Un’ulteriore precisazione riguarda il prefisso del numero di identificazione IVA “XI” per i soggetti stabiliti in Irlanda del Nord. Con Determinazione AD 15 febbraio 2021 n. 46832/RU, adottata di concerto con l’AE e d’intesa con l’Istituto Nazionale di Statistica, infatti, sono state aggiornate le istruzioni per l’uso e la compilazione degli elenchi riepilogativi delle cessioni e degli acquisti intracomunitari di beni e dei servizi resi e ricevuti (modelli Intrastat).
I riflessi in SAP
Gli interventi conseguenti da fare in SAP, sono i seguenti. Si tratta ovviamente di indicazioni orientative e come sempre va fatta una analisi caso per caso.
- Si potrà continuare ad utilizzare i codici IVA già presenti per le esportazioni e importazioni e relativi Tipi Documento. Il resto ne consegue automaticamente in merito a sezionali IVA, esterometro, registrazione bolletta doganale per le merci ed autofatture per i servizi.
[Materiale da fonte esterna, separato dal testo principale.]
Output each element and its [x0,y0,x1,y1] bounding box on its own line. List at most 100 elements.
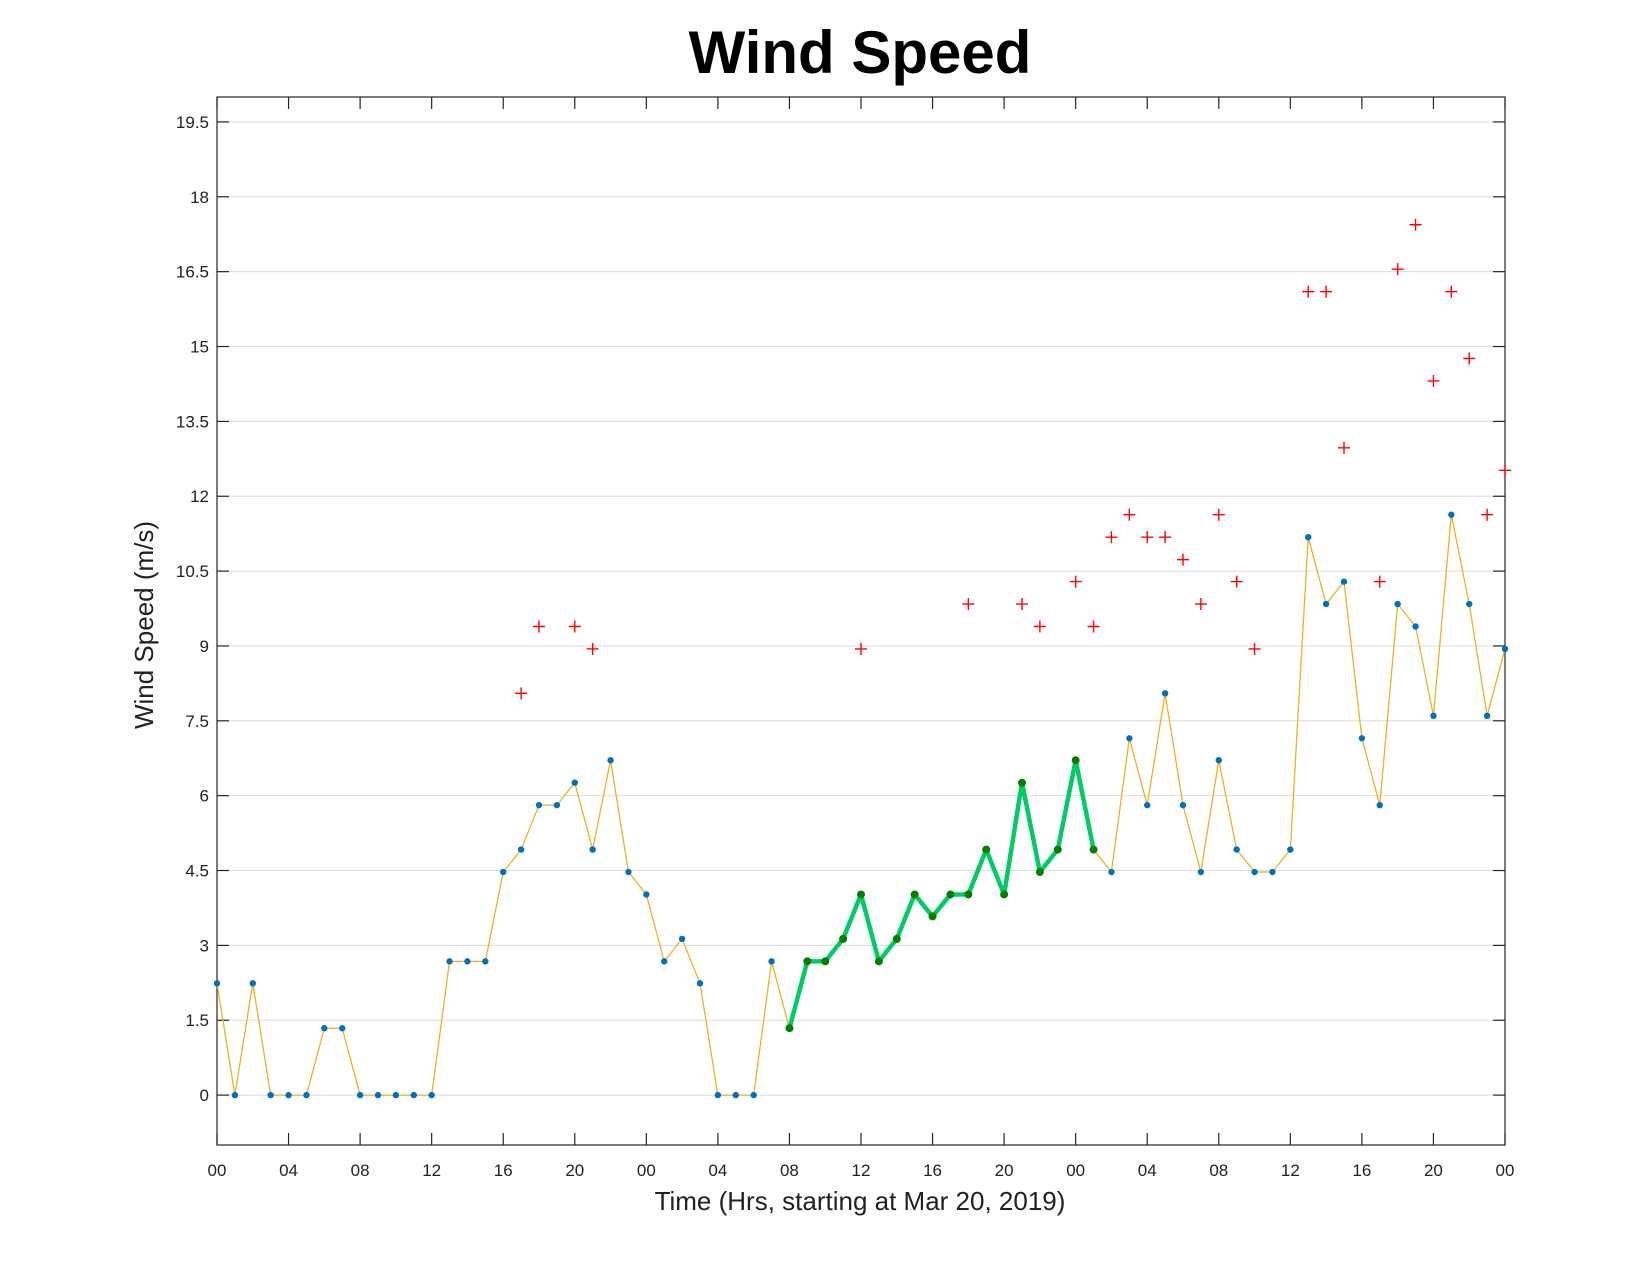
wind-speed-point [571,779,578,786]
wind-gust-point [1194,598,1207,611]
wind-speed-point [1179,801,1187,809]
x-tick-label: 20 [565,1161,584,1180]
wind-speed-point [625,868,632,876]
wind-gust-point [1177,553,1189,566]
x-tick-label: 16 [494,1161,513,1180]
wind-speed-point [464,958,471,965]
y-axis-label: Wind Speed (m/s) [129,521,159,729]
chart-title: Wind Speed [689,19,1032,86]
wind-speed-line [216,514,1506,1096]
highlighted-wind-speed-point [1018,778,1026,787]
wind-gust-point [568,620,581,633]
x-tick-label: 12 [1281,1161,1300,1180]
wind-speed-point [1322,600,1330,608]
wind-speed-point [696,980,704,987]
wind-gust-point [1016,598,1028,611]
highlighted-wind-speed-point [1035,868,1044,877]
highlighted-wind-speed-point [803,957,812,966]
wind-speed-point [231,1091,239,1099]
wind-gust-point [1159,531,1172,544]
wind-speed-point [517,846,525,853]
wind-gust-point [1338,441,1350,454]
highlighted-wind-speed-point [874,957,883,966]
wind-speed-point [249,980,256,987]
highlighted-wind-speed-point [1071,756,1080,765]
highlighted-wind-speed-point [857,890,865,899]
y-tick-label: 3 [200,936,209,955]
y-tick-label: 15 [190,338,209,357]
wind-speed-point [428,1091,435,1099]
wind-gust-point [1499,464,1511,477]
wind-speed-point [392,1091,400,1099]
wind-speed-point [213,980,221,987]
x-tick-label: 00 [1066,1161,1085,1180]
wind-gust-point [1248,642,1261,655]
wind-speed-point [303,1091,310,1099]
wind-speed-point [446,958,453,965]
wind-gust-point [1230,575,1243,588]
wind-speed-point [1233,846,1240,853]
wind-gust-point [1391,263,1404,276]
wind-speed-point [1251,868,1258,876]
wind-speed-point [1501,645,1509,653]
highlighted-wind-speed-line [787,757,1096,1029]
grid-lines [217,121,1505,1096]
wind-gust-point [1445,285,1458,298]
wind-speed-point [285,1091,292,1099]
wind-gust-point [1481,508,1494,521]
wind-speed-point [1197,868,1205,876]
wind-speed-point [1144,801,1151,809]
wind-speed-point [1448,511,1455,518]
wind-gust-point [1373,575,1386,588]
wind-speed-point [321,1025,328,1032]
wind-gust-point [1427,374,1440,387]
highlighted-wind-speed-point [839,934,848,943]
wind-gust-point [515,687,528,700]
wind-gust-point [1302,285,1315,298]
x-tick-label: 12 [852,1161,871,1180]
y-tick-label: 19.5 [176,113,209,132]
wind-gust-point [1320,285,1333,298]
wind-gust-point [1212,508,1225,521]
x-tick-label: 00 [208,1161,227,1180]
x-axis-label: Time (Hrs, starting at Mar 20, 2019) [655,1186,1066,1216]
wind-speed-point [1430,712,1437,720]
plot-series [213,218,1511,1099]
highlighted-wind-speed-point [1000,890,1009,899]
y-tick-label: 16.5 [176,263,209,282]
x-tick-label: 12 [422,1161,441,1180]
x-tick-label: 04 [279,1161,298,1180]
wind-speed-point [1161,690,1169,697]
wind-speed-point [1126,735,1133,742]
x-tick-label: 20 [995,1161,1014,1180]
highlighted-wind-speed-point [910,890,919,899]
wind-gust-point [1105,531,1118,544]
highlighted-wind-speed-point [982,845,991,854]
x-tick-label: 08 [780,1161,799,1180]
wind-gust-point [1069,575,1082,588]
y-tick-label: 1.5 [185,1011,209,1030]
highlighted-wind-speed-point [1089,845,1098,854]
x-tick-label: 08 [351,1161,370,1180]
wind-speed-point [643,891,650,898]
wind-speed-point [1358,735,1366,742]
wind-speed-point [1269,868,1276,876]
highlighted-wind-speed-point [946,890,955,899]
wind-gust-point [1123,508,1136,521]
y-tick-label: 9 [200,637,209,656]
x-tick-label: 04 [708,1161,727,1180]
wind-speed-point [500,868,507,876]
wind-speed-point [732,1091,739,1099]
highlighted-wind-speed-point [1053,845,1062,854]
highlighted-wind-speed-point [785,1024,794,1033]
wind-gust-point [962,598,975,611]
x-tick-label: 20 [1424,1161,1443,1180]
x-tick-label: 16 [923,1161,942,1180]
wind-gust-point [1033,620,1046,633]
wind-speed-point [553,801,561,809]
x-tick-label: 04 [1138,1161,1157,1180]
highlighted-wind-speed-point [964,890,973,899]
x-tick-label: 08 [1209,1161,1228,1180]
wind-speed-point [1215,757,1222,764]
- Le partita IVA dei partners residenti in Irlanda del Nord devono essere modificate con la sostituzione del codice Paese: da GB a XI in tabella T001Z
- Modifiche dovranno essere apportate per le dichiarazioni Intrastat per operazioni verso l’Irlanda del Norda seguito della detta variazione della partita Iva Comunitaria.
- Bonifici SEPA. La Nota SAP 2768412 suggerisce le seguenti azioni in merito: “…in base alla decisione del Consiglio europeo dei pagamenti (EPC), il Regno Unito rimarrà nel sistema AUPE. … Tuttavia, una certa agevolazione per i trasferimenti di fondi all’interno dell’UE non sarà più applicabile.
Per la trattazione esaustiva del tema, consiglio la lettura integrale della citata Nota OSS ed altre note ivi richiamate.